My approach differs from Dave's in other ways, as well. For example, I still keep a single credit card. Primarily, it's used for reimbursable business expenses. I don't like using money in my checking account, for things like car rentals, airfare, hotel rooms, meals, etc. Heck, I don't even want to see the transactions cluttering up my otherwise clean register. On a three week trip, it's easy to tie up north of $5,000. I'd much rather that be on my credit card. I get reimbursed every 2 weeks, and it never carries a balance. Ever. When I'm not going on trips for a while, I'll use it once a month for a tank of gas (again, never carrying a balance). That's it. I don't borrow money, but a decent credit score has a few perks - my insurance rates are lower, I don't have to pay a deposit to get a cell phone, future employers who run a credit check don't see anything worth being concerned over, etc. The decision to keep a credit card, in my opinion, is solely dependent on individual circumstance, and is far from absolute.
I also invest differently, but that's another long post all on it's own.

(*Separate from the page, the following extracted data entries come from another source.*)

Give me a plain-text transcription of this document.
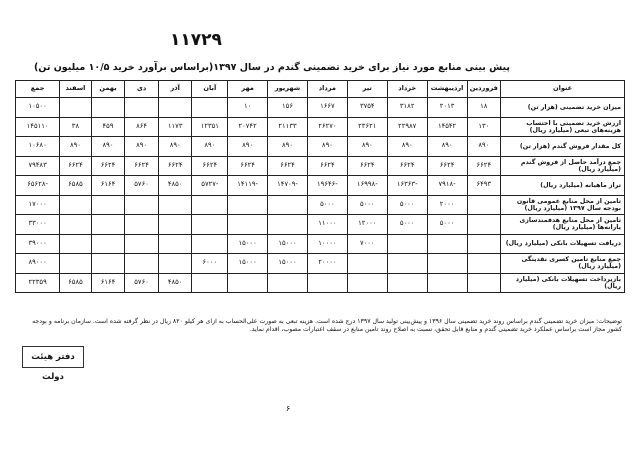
۱۱۷۲۹
پیش بینی منابع مورد نیاز برای خرید تضمینی گندم در سال ۱۳۹۷(براساس برآورد خرید ۱۰/۵ میلیون تن)
عنوان	فروردین	اردیبهشت	خرداد	تیر	مرداد	شهریور	مهر	آبان	آذر	دی	بهمن	اسفند	جمع
میزان خرید تضمینی (هزار تن)	۱۸	۲۰۱۳	۳۱۸۲	۳۷۵۴	۱۶۶۷	۱۵۶	۱۰						۱۰۵۰۰
ارزش خرید تضمینی با احتساب هزینه‌های تبعی (میلیارد ریال)	۱۳۰	۱۴۵۴۲	۲۲۹۸۷	۲۳۶۲۱	۲۶۲۷۰	۲۱۱۳۳	۲۰۷۴۲	۱۲۳۵۱	۱۱۷۳	۸۶۴	۴۵۹	۳۸	۱۴۵۱۱۰
کل مقدار فروش گندم (هزار تن)	۸۹۰	۸۹۰	۸۹۰	۸۹۰	۸۹۰	۸۹۰	۸۹۰	۸۹۰	۸۹۰	۸۹۰	۸۹۰	۸۹۰	۱۰۶۸۰
جمع درآمد حاصل از فروش گندم (میلیارد ریال)	۶۶۲۴	۶۶۲۴	۶۶۲۴	۶۶۲۴	۶۶۲۴	۶۶۲۴	۶۶۲۴	۶۶۲۴	۶۶۲۴	۶۶۲۴	۶۶۲۴	۶۶۲۴	۷۹۴۸۳
تراز ماهیانه (میلیارد ریال)	۶۴۹۳	-۷۹۱۸	-۱۶۳۶۳	-۱۶۹۹۸	-۱۹۶۴۶	-۱۴۷۰۹	-۱۴۱۱۹	-۵۷۲۷	۴۸۵۰	۵۷۶۰	۶۱۶۴	۶۵۸۵	-۶۵۶۲۸
تامین از محل منابع عمومی قانون بودجه سال ۱۳۹۷ (میلیارد ریال)		۲۰۰۰	۵۰۰۰	۵۰۰۰	۵۰۰۰								۱۷۰۰۰
تامین از محل منابع هدفمندسازی یارانه‌ها (میلیارد ریال)		۵۰۰۰	۵۰۰۰	۱۲۰۰۰	۱۱۰۰۰								۳۳۰۰۰
دریافت تسهیلات بانکی (میلیارد ریال)				۷۰۰۰	۱۰۰۰۰	۱۵۰۰۰	۱۵۰۰۰						۳۹۰۰۰
جمع منابع تامین کسری نقدینگی (میلیارد ریال)					۲۰۰۰۰	۱۵۰۰۰	۱۵۰۰۰	۶۰۰۰					۸۹۰۰۰
بازپرداخت تسهیلات بانکی (میلیارد ریال)									۴۸۵۰	۵۷۶۰	۶۱۶۴	۶۵۸۵	۲۲۳۵۹
توضیحات: میزان خرید تضمینی گندم براساس روند خرید تضمینی سال ۱۳۹۶ و پیش‌بینی تولید سال ۱۳۹۷ درج شده است. هزینه تبعی به صورت علی‌الحساب به ازای هر کیلو ۸۲۰ ریال در نظر گرفته شده است. سازمان برنامه و بودجه کشور مجاز است براساس عملکرد خرید تضمینی گندم و منابع قابل تحقق، نسبت به اصلاح روند تامین منابع در سقف اعتبارات مصوب، اقدام نماید.
دفتر هیئت دولت
۶
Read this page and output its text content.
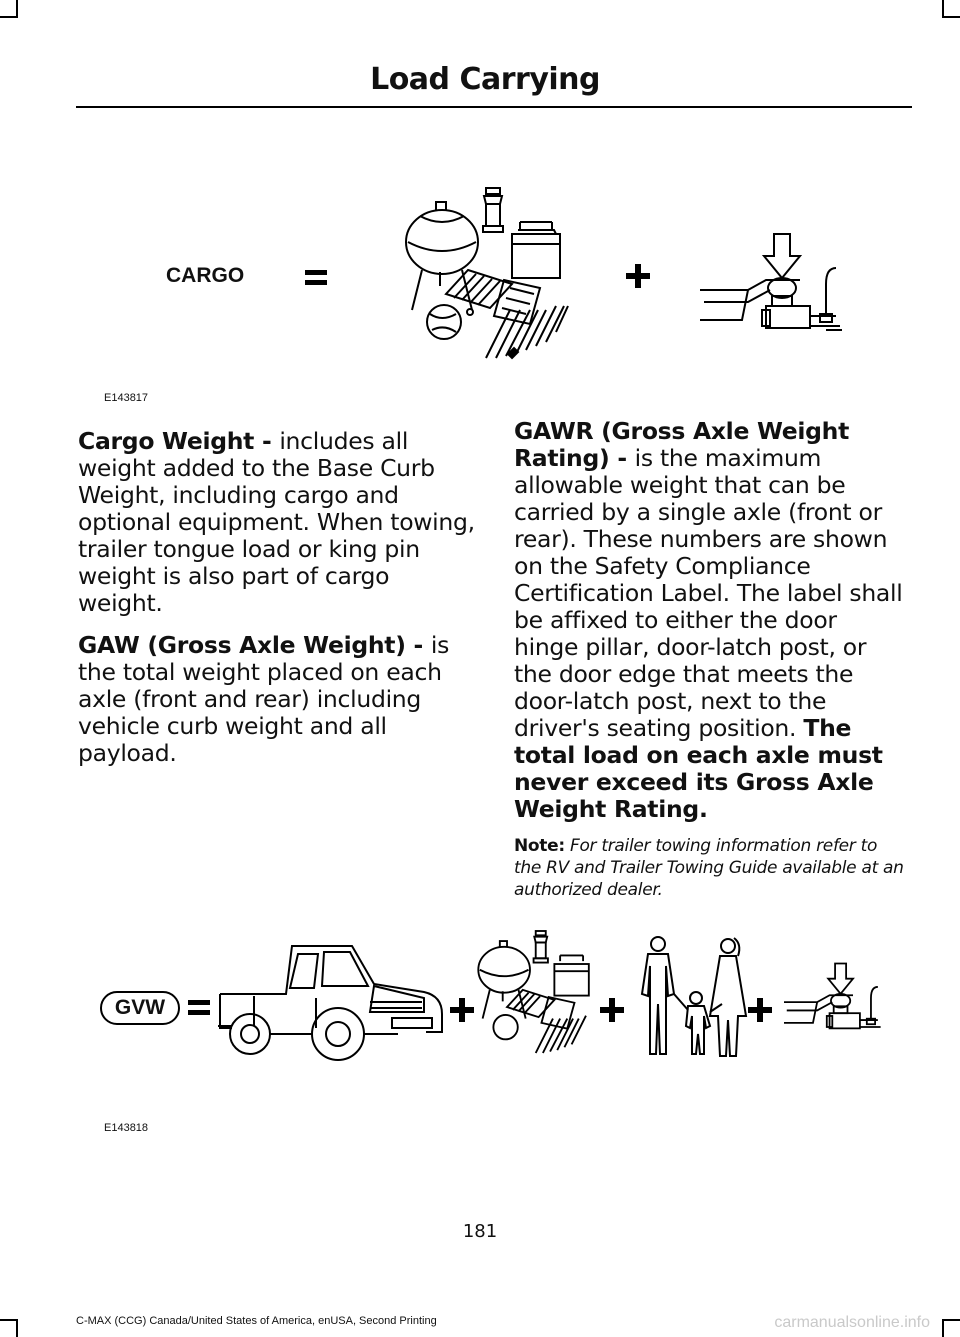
Load Carrying
CARGO
E143817

Cargo Weight - includes all weight added to the Base Curb Weight, including cargo and optional equipment. When towing, trailer tongue load or king pin weight is also part of cargo weight.

GAW (Gross Axle Weight) - is the total weight placed on each axle (front and rear) including vehicle curb weight and all payload.

GAWR (Gross Axle Weight Rating) - is the maximum allowable weight that can be carried by a single axle (front or rear). These numbers are shown on the Safety Compliance Certification Label. The label shall be affixed to either the door hinge pillar, door-latch post, or the door edge that meets the door-latch post, next to the driver's seating position. The total load on each axle must never exceed its Gross Axle Weight Rating.

Note: For trailer towing information refer to the RV and Trailer Towing Guide available at an authorized dealer.

GVW
E143818
181
C-MAX (CCG) Canada/United States of America, enUSA, Second Printing	carmanualsonline.info
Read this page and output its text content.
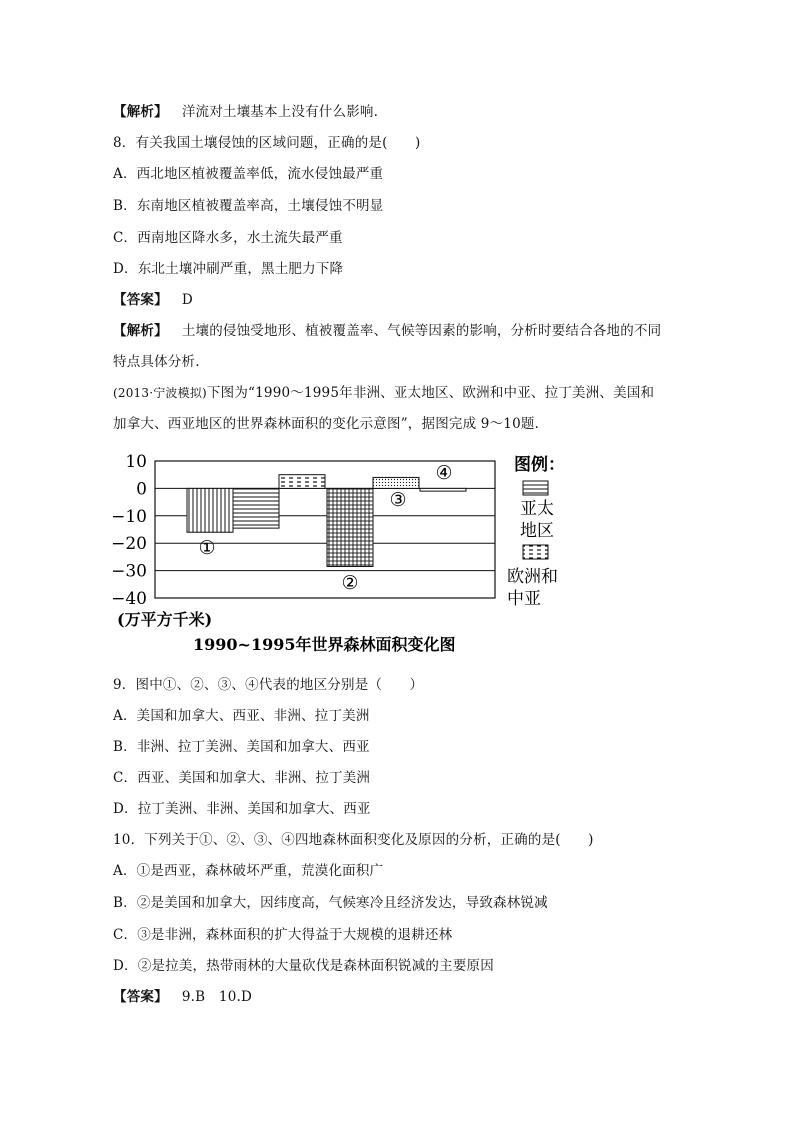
【解析】 洋流对土壤基本上没有什么影响.
8．有关我国土壤侵蚀的区域问题，正确的是(　　)
A．西北地区植被覆盖率低，流水侵蚀最严重
B．东南地区植被覆盖率高，土壤侵蚀不明显
C．西南地区降水多，水土流失最严重
D．东北土壤冲刷严重，黑土肥力下降
【答案】 D
【解析】 土壤的侵蚀受地形、植被覆盖率、气候等因素的影响，分析时要结合各地的不同
特点具体分析.
(2013·宁波模拟)下图为“1990～1995年非洲、亚太地区、欧洲和中亚、拉丁美洲、美国和
加拿大、西亚地区的世界森林面积的变化示意图”，据图完成 9～10题.
10
0
−10
−20
−30
−40
①
②
③
④	图例：
亚太
地区
欧洲和
中亚
(万平方千米)
1990~1995年世界森林面积变化图
9．图中①、②、③、④代表的地区分别是（　　）
A．美国和加拿大、西亚、非洲、拉丁美洲
B．非洲、拉丁美洲、美国和加拿大、西亚
C．西亚、美国和加拿大、非洲、拉丁美洲
D．拉丁美洲、非洲、美国和加拿大、西亚
10．下列关于①、②、③、④四地森林面积变化及原因的分析，正确的是(　　)
A．①是西亚，森林破坏严重，荒漠化面积广
B．②是美国和加拿大，因纬度高，气候寒冷且经济发达，导致森林锐减
C．③是非洲，森林面积的扩大得益于大规模的退耕还林
D．②是拉美，热带雨林的大量砍伐是森林面积锐减的主要原因
【答案】 9.B　10.D
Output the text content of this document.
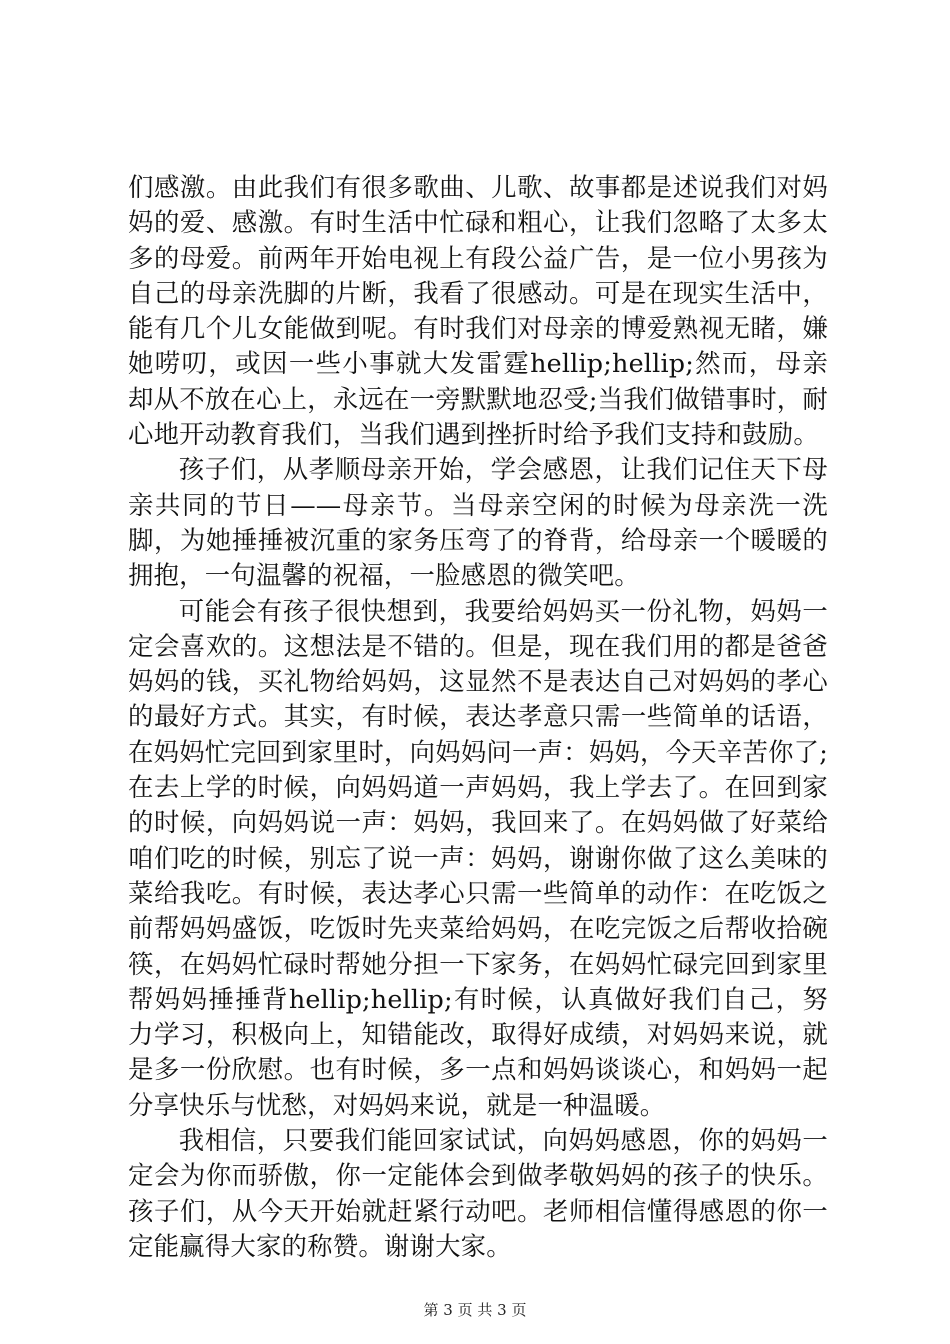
们感激。由此我们有很多歌曲、儿歌、故事都是述说我们对妈妈的爱、感激。有时生活中忙碌和粗心，让我们忽略了太多太多的母爱。前两年开始电视上有段公益广告，是一位小男孩为自己的母亲洗脚的片断，我看了很感动。可是在现实生活中，能有几个儿女能做到呢。有时我们对母亲的博爱熟视无睹，嫌她唠叨，或因一些小事就大发雷霆hellip;hellip;然而，母亲却从不放在心上，永远在一旁默默地忍受;当我们做错事时，耐心地开动教育我们，当我们遇到挫折时给予我们支持和鼓励。

孩子们，从孝顺母亲开始，学会感恩，让我们记住天下母亲共同的节日——母亲节。当母亲空闲的时候为母亲洗一洗脚，为她捶捶被沉重的家务压弯了的脊背，给母亲一个暖暖的拥抱，一句温馨的祝福，一脸感恩的微笑吧。

可能会有孩子很快想到，我要给妈妈买一份礼物，妈妈一定会喜欢的。这想法是不错的。但是，现在我们用的都是爸爸妈妈的钱，买礼物给妈妈，这显然不是表达自己对妈妈的孝心的最好方式。其实，有时候，表达孝意只需一些简单的话语，在妈妈忙完回到家里时，向妈妈问一声：妈妈，今天辛苦你了;在去上学的时候，向妈妈道一声妈妈，我上学去了。在回到家的时候，向妈妈说一声：妈妈，我回来了。在妈妈做了好菜给咱们吃的时候，别忘了说一声：妈妈，谢谢你做了这么美味的菜给我吃。有时候，表达孝心只需一些简单的动作：在吃饭之前帮妈妈盛饭，吃饭时先夹菜给妈妈，在吃完饭之后帮收拾碗筷，在妈妈忙碌时帮她分担一下家务，在妈妈忙碌完回到家里帮妈妈捶捶背hellip;hellip;有时候，认真做好我们自己，努力学习，积极向上，知错能改，取得好成绩，对妈妈来说，就是多一份欣慰。也有时候，多一点和妈妈谈谈心，和妈妈一起分享快乐与忧愁，对妈妈来说，就是一种温暖。

我相信，只要我们能回家试试，向妈妈感恩，你的妈妈一定会为你而骄傲，你一定能体会到做孝敬妈妈的孩子的快乐。孩子们，从今天开始就赶紧行动吧。老师相信懂得感恩的你一定能赢得大家的称赞。谢谢大家。

第 3 页 共 3 页
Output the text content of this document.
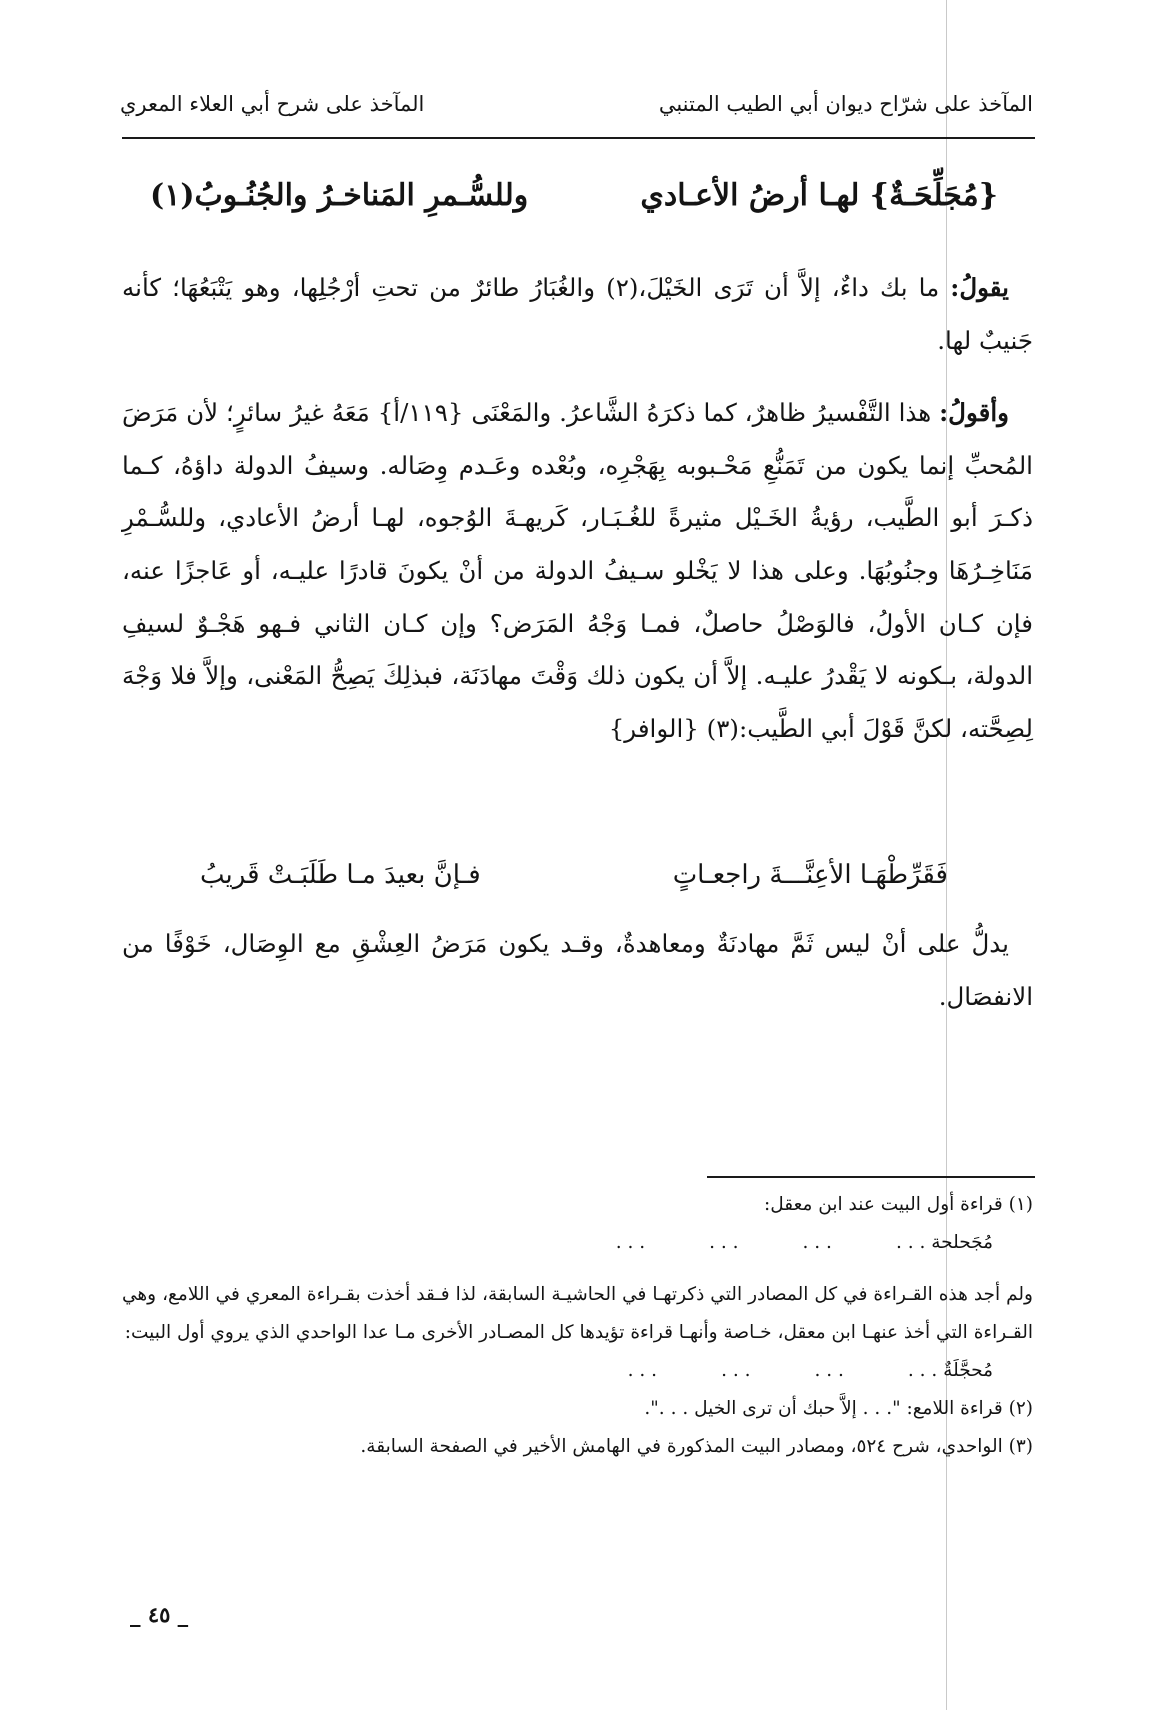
المآخذ على شرّاح ديوان أبي الطيب المتنبي
المآخذ على شرح أبي العلاء المعري
{مُجَلِّحَـةٌ} لهـا أرضُ الأعـادي
وللسُّـمرِ المَناخـرُ والجُنُـوبُ(١)

يقولُ: ما بك داءٌ، إلاَّ أن تَرَى الخَيْلَ،(٢) والغُبَارُ طائرٌ من تحتِ أرْجُلِها، وهو يَتْبَعُهَا؛ كأنه جَنيبٌ لها.

وأقولُ: هذا التَّفْسيرُ ظاهرٌ، كما ذكرَهُ الشَّاعرُ. والمَعْنَى {١١٩/أ} مَعَهُ غيرُ سائرٍ؛ لأن مَرَضَ المُحبِّ إنما يكون من تَمَنُّعِ مَحْـبوبه بِهَجْرِه، وبُعْده وعَـدم وِصَاله. وسيفُ الدولة داؤهُ، كـما ذكـرَ أبو الطَّيب، رؤيةُ الخَـيْل مثيرةً للغُـبَـار، كَريهـةَ الوُجوه، لهـا أرضُ الأعادي، وللسُّـمْرِ مَنَاخِـرُهَا وجنُوبُهَا. وعلى هذا لا يَخْلو سـيفُ الدولة من أنْ يكونَ قادرًا عليـه، أو عَاجزًا عنه، فإن كـان الأولُ، فالوَصْلُ حاصلٌ، فمـا وَجْهُ المَرَض؟ وإن كـان الثاني فـهو هَجْـوٌ لسيفِ الدولة، بـكونه لا يَقْدرُ عليـه. إلاَّ أن يكون ذلك وَقْتَ مهادَنَة، فبذلِكَ يَصِحُّ المَعْنى، وإلاَّ فلا وَجْهَ لِصِحَّته، لكنَّ قَوْلَ أبي الطَّيب:(٣) {الوافر}

فَقَرِّطْهَـا الأعِنَّـــةَ راجعـاتٍ
فـإنَّ بعيدَ مـا طَلَبَـتْ قَريبُ

يدلُّ على أنْ ليس ثَمَّ مهادنَةٌ ومعاهدةٌ، وقـد يكون مَرَضُ العِشْقِ مع الوِصَال، خَوْفًا من الانفصَال.

(١) قراءة أول البيت عند ابن معقل:

مُجَحلحة . . .
. . .
. . .
. . .

ولم أجد هذه القـراءة في كل المصادر التي ذكرتهـا في الحاشيـة السابقة، لذا فـقد أخذت بقـراءة المعري في اللامع، وهي القـراءة التي أخذ عنهـا ابن معقل، خـاصة وأنهـا قراءة تؤيدها كل المصـادر الأخرى مـا عدا الواحدي الذي يروي أول البيت:

مُحجَّلَةٌ . . .
. . .
. . .
. . .

(٢) قراءة اللامع: ". . . إلاَّ حبك أن ترى الخيل . . .".

(٣) الواحدي، شرح ٥٢٤، ومصادر البيت المذكورة في الهامش الأخير في الصفحة السابقة.

_ ٤٥ _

Anyway, the answer to the original question is yes - Some folks are "using" both. In my case, I've developed my own approach to personal finance, and it has a lot in common with both approaches. The YNAB "buffering" idea is one that I adopted after getting the software (originally, because I wanted nothing more than an easy way to budget the way I preferred), because the software is designed around the concept, and it's complementary to the way my mind likes to perceive things.